Projede üç ana hedef gözetiliyor. Şehrin tüm katmanlarını kapsayacak projenin başta dar gelirliler olmak üzere halkın tamamının ihtiyaçlarına yanıt vermesine dikkat edilecek. Dünyanın içinde bulunduğu sorunları göz önünde bulunduracak ve baş edilebilir seviyede olanlarını çözecek. Yaygınlaştırılabilir örnek bir model olacak. Elazığ merkeze 14 kilometre uzaklıkta yeni yaşam alanında yüksek lisans ve doktora öğrencileri de görev yapacak. Yaklaşık 15’i lisans, 4’ü mezun olmak üzere 19 öğrenci her perşembe tam gün üniversitede mimar Emre Arolat ve Doç. Dr. Ece Ceylan Baba ile birlikte proje üzerine çalışıyor.
SON NOKTA JÜRİDEN
Öğrenciler tarafından tasarlanan projeleri değerlendirmek ve geliştirmek üzere mimarlık camiasının yakından tanıdığı mimarlardan oluşan bir jüri de belirlendi. Prof. Dr. Celal Abdi Güzer, Fatma Yasemin Aysan, Levent Çırpıcı, Prof. Dr. Süha Özkan ve Prof. Dr. Uğur Tanyeli’den oluşan Jüri Üyeleri; projeleri inceleyerek çalışmalara katkı sağlayacak.
KAFA TUTAN BİR PROJE
Asilhan Arslan (Elazığ Ticaret ve Sanayi Odası Başkanı): 600 bin metrekare alandaki bu proje sadece belirli bir sosyo-ekonomik sınıfa hitap etmiyor. Yani bir tür üst sınıf projesi değil. Farklı toplumsal sınıfların içinde bulunabileceği, yaşayacağı ve kente de bu anlamda örnek oluşturabilecek bir proje. Bu bizim en önemli kırmızı çizgimiz. Bir tür seçkinci bir proje yapmak yerine aslında daha toplumcu bir proje yapmak için uğraşıyoruz. Aslında dünyada pek çok örneği var. Maalesef Türkiye kentlerinin en büyük problemlerinden bir tanesi bu tür bir sosyal ayrışma. Kentleri zafiyete düşüren ve aslında kentin sosyolojik mekaniğini de zafiyete düşüren çok önemli bir sorun bu. Bu proje aynı zamanda o soruna da bir tür kafa tutan, bu türden ayrışmaların tam tersine oynayan ve neredeyse onları kırmak üzere yola çıkan bir proje olacak.

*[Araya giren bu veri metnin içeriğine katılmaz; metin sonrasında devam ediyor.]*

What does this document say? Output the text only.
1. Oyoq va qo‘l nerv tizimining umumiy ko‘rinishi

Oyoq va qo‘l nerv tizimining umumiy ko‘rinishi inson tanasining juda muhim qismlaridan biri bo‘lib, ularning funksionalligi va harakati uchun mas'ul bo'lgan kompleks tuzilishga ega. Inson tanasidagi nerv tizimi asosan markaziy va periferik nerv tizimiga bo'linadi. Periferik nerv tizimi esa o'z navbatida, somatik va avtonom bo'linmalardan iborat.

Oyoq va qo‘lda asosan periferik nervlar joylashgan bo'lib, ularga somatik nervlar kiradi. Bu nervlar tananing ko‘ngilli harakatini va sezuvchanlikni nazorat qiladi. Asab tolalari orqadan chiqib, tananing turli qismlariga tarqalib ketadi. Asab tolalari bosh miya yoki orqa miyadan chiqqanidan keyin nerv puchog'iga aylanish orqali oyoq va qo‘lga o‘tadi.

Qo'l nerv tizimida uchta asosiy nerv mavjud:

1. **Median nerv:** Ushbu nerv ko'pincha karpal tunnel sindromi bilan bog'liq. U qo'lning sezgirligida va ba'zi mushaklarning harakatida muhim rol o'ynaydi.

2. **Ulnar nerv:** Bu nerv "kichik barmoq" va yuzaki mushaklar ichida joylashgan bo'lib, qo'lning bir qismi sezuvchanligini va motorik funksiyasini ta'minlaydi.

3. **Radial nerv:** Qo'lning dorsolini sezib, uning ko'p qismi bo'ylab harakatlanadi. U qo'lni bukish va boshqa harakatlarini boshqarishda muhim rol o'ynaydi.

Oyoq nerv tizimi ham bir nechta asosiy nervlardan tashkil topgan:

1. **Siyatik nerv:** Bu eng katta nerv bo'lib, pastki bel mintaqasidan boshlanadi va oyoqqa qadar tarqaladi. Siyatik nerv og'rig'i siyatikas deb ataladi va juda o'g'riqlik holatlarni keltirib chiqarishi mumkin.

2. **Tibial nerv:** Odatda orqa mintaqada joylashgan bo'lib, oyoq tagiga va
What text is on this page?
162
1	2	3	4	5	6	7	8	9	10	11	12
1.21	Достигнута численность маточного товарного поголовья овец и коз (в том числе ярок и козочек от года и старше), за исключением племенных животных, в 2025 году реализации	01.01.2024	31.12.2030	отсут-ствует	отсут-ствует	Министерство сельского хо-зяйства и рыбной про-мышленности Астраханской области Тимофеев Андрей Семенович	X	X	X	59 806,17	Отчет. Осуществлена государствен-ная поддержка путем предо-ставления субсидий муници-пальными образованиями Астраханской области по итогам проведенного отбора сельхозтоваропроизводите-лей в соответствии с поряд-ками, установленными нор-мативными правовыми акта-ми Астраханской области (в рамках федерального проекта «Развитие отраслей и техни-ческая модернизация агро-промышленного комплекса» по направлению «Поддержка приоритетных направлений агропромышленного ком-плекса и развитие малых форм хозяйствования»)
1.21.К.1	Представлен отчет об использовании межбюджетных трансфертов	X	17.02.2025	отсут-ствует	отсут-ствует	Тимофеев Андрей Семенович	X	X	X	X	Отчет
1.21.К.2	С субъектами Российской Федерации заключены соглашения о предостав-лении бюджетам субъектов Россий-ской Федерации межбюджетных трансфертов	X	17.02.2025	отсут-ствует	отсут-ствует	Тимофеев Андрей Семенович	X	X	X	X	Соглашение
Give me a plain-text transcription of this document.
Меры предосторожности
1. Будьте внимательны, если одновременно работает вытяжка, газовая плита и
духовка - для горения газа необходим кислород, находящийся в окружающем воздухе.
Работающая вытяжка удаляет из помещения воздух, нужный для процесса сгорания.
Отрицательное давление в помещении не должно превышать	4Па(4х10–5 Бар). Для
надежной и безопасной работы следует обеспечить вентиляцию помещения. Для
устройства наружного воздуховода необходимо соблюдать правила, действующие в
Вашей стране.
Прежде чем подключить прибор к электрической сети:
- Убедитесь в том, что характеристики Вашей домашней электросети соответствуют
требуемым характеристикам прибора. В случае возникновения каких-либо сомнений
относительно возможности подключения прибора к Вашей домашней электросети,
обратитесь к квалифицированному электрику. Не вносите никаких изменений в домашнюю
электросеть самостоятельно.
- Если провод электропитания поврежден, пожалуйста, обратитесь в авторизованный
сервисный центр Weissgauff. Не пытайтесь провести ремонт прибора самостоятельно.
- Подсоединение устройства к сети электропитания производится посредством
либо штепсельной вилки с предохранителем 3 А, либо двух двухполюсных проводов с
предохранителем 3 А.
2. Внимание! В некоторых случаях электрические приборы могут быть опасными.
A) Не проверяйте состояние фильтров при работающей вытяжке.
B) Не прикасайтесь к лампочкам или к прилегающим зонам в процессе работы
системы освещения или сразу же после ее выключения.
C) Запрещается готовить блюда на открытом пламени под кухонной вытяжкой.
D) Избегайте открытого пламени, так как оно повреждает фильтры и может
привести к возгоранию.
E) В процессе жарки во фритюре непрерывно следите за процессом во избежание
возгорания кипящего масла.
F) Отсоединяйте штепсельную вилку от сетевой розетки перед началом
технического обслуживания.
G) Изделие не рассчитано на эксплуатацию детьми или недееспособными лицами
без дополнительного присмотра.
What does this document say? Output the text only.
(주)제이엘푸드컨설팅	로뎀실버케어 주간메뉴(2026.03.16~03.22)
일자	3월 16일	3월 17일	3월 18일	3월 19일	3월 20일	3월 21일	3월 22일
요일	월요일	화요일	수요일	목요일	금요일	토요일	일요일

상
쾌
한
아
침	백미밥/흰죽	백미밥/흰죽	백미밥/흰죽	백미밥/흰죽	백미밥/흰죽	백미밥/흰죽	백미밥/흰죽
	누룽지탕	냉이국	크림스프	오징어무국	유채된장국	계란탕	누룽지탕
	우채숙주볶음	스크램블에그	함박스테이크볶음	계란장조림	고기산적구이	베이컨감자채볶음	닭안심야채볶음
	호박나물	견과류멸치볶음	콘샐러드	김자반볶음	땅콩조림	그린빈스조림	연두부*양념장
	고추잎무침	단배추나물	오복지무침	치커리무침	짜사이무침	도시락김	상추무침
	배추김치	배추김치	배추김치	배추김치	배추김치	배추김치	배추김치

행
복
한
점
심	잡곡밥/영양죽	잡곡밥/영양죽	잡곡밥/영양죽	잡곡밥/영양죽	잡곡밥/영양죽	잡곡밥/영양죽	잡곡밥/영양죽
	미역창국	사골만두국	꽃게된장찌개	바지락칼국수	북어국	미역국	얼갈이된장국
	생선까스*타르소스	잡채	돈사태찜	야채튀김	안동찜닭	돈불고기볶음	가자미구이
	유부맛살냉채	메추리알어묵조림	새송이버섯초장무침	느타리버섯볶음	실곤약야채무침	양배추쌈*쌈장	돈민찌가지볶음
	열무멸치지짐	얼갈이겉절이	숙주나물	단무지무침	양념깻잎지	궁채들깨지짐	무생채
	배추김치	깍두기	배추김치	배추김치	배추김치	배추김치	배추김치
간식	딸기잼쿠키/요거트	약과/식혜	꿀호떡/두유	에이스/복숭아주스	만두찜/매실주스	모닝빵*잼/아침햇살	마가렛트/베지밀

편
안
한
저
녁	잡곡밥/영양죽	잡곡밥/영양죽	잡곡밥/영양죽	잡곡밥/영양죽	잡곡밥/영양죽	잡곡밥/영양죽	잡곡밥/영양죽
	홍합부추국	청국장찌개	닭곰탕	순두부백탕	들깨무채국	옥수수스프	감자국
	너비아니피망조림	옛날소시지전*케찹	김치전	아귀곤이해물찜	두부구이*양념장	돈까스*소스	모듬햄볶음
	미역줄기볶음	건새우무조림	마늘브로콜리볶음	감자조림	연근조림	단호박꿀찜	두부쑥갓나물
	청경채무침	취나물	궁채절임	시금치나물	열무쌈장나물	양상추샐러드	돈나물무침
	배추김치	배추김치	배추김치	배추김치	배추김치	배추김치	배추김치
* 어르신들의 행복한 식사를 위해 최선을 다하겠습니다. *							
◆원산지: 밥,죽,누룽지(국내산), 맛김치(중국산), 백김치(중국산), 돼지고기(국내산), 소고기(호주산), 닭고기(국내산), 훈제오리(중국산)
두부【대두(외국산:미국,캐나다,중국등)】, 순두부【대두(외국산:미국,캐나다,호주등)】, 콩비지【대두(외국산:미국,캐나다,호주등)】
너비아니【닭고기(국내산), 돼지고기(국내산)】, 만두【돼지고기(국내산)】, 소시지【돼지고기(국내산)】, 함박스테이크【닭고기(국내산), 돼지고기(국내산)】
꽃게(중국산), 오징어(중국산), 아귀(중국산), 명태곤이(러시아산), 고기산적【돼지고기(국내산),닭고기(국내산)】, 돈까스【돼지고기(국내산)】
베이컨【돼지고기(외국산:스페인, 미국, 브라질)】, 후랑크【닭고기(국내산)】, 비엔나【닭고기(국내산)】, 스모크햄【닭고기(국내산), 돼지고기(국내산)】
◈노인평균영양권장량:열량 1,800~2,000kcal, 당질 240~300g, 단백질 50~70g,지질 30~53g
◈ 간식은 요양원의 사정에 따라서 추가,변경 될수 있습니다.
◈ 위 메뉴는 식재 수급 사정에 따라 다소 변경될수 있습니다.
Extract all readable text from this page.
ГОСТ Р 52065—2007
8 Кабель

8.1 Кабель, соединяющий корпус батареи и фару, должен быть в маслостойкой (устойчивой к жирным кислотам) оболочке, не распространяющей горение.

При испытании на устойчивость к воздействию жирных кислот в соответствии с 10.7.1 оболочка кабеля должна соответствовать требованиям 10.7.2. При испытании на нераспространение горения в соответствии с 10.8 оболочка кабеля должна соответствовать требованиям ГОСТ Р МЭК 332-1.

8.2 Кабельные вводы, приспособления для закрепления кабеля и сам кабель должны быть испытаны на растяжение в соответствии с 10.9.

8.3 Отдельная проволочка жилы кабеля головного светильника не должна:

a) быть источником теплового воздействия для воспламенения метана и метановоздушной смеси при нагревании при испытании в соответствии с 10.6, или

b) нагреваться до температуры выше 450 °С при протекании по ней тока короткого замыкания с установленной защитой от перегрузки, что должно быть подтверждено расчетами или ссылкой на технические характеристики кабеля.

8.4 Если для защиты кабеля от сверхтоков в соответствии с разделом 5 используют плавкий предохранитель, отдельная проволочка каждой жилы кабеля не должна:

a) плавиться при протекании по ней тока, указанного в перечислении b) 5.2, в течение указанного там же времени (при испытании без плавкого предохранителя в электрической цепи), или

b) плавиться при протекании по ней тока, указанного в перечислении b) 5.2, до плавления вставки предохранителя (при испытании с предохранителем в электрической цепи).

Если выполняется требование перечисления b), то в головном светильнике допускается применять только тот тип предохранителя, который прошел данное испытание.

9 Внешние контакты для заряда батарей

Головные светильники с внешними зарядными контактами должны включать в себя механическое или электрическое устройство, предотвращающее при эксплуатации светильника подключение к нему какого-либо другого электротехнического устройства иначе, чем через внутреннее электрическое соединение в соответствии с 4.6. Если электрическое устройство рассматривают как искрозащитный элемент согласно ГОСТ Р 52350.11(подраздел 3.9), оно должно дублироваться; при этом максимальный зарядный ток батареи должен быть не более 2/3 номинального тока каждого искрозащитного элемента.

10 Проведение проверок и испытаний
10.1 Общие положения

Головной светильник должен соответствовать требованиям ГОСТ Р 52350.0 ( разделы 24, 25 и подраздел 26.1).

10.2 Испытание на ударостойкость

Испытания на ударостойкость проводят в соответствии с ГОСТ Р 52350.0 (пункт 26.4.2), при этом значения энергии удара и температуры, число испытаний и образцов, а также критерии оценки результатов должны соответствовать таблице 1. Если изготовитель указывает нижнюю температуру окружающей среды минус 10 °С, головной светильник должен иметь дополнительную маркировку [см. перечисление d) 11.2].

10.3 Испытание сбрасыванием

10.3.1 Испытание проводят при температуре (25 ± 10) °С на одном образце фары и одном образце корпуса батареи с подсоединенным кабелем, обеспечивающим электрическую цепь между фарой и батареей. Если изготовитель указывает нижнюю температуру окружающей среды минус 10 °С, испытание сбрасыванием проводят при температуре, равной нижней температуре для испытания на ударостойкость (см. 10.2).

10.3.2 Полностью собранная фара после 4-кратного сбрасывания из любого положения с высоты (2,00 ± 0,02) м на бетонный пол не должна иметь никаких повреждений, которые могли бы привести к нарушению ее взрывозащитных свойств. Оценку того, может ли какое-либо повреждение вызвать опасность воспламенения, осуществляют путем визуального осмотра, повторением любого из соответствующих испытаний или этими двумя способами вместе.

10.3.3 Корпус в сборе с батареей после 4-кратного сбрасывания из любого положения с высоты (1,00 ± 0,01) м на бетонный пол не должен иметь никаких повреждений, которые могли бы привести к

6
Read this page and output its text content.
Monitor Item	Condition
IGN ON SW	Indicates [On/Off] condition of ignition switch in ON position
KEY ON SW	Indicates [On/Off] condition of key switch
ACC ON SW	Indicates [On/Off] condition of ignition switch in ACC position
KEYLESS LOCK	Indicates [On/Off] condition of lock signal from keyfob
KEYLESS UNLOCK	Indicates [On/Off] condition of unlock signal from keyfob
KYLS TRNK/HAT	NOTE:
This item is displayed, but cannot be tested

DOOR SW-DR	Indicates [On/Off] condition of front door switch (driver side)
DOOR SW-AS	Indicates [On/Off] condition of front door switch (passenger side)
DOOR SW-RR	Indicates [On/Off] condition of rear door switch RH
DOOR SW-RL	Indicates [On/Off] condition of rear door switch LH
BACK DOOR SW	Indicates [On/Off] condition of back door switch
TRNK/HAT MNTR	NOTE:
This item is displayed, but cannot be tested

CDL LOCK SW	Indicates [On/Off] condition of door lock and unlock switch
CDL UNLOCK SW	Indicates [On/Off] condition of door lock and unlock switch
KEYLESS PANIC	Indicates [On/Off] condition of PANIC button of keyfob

HEM TAMİR EDİCİ HEM ÖNLEYİCİ
Emre Arolat (mimar): Bu proje hem bir yerel yönetimin hem üniversitenin hem de Türkiye’deki mimarlık ortamının bir araya geldiği ilginç olduğu kadar faydalı bir çalışma olacak. Türkiye’de örneğine çok fazla rastlanmayan bir birliktelik bu. Çünkü herkesin kendi derdinin dışına çıkıp, ortak bir dert edinmesi ve o ortak derdin üzerine gidip birtakım fikirler üretilmesi, birtakım durumların yeniden üretilmeye çalışılması çok rastlanan bir durum değil. Biz Emre Arolat Mimarlık olarak, Türkiye ve dünyanın pek çok yerinde birçok üretim yapıyoruz. Çok farklı ölçeklerde üretimdeyiz. Özelikle bu türden sosyal sorumluluk kapsamında ele alınabilecek projeleri çok önemsiyoruz. Bu çalışmada da özellikle Yeditepe Üniversitesi öğrencileri ve hocalarıyla birlikte çok müstesna bir süreç yaşadık. Bundan sonraki süreç çok verimli olacak. Bu gibi tamir edici projeler yapmalıyız. Umarım bu proje hem tamir edici hem de önleyici bir proje olarak öne çıkacak ve diğer yönetimlere de örnek olacak.
BİZ SUYA TAŞ ATTIK
Prof.Dr. Sedefhan Oğuz (Yeditepe Üniversitesi öğretim üyesi): Üniversitede kurulduğumuzdan beri mecburi olan sosyal sorumluluk dersini veriyorum. Benim için sosyal sorumluluk çok önemli. Onun için şu anda bence bu projede benden mutlu kimse yok diye düşünüyorum. Biz suya bir taş attık. O taşın düştüğü yerde halkalar çok büyüdü. Ben başladığımız zaman bu kadar büyüyeceğini pek de düşünmemiştim. Ama gerçekleşmesi bizim için çok büyük bir başarı, büyük bir onur. Topluma hizmet ediyoruz, gençlerimize örnek oluyoruz, halkımıza örnek oluyoruz. Bunlar da bizim misyonumuzun bir parçası.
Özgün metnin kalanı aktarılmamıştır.